Recall that sound intensity is measured by the formula $d B=10 \log \left(\frac{I}{I_{0}}\right)$. The dripping of a faucet is 126 times as intense as the threshold of sound. How many decibels is the dripping of a faucet? Round your answer to the nearest whole decibel.

Step 1 ：Recall that sound intensity is measured by the formula \(d B=10 \log \left(\frac{I}{I_{0}}\right)\). The dripping of a faucet is 126 times as intense as the threshold of sound.

Step 2 ：The question is asking for the decibel level of the dripping faucet. We know that the intensity of the dripping faucet is 126 times the threshold of sound. We can use the formula for sound intensity to find the decibel level.

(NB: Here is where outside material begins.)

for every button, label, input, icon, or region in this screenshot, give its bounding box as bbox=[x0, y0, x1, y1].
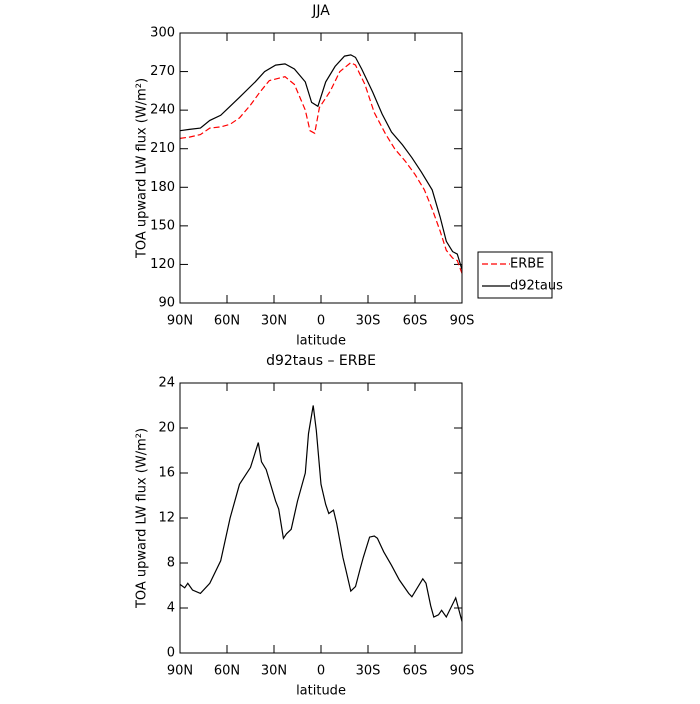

Step 3 ：The formula is \(d B=10 \log \left(\frac{I}{I_{0}}\right)\), where \(I\) is the intensity of the sound and \(I_{0}\) is the threshold of sound. In this case, \(I\) is 126 times \(I_{0}\), so we can substitute \(126I_{0}\) for \(I\) in the formula.

Step 4 ：Substituting the values into the formula, we get \(dB = 10 \log \left(\frac{126I_{0}}{I_{0}}\right)\).

Step 5 ：Solving the equation, we get \(dB = 21.00370545117563\).

Step 6 ：However, the question asks for the answer to be rounded to the nearest whole decibel. So, rounding off the above value, we get \(dB = 21\).

Step 7 ：Final Answer: The dripping of a faucet is approximately \(\boxed{21}\) decibels.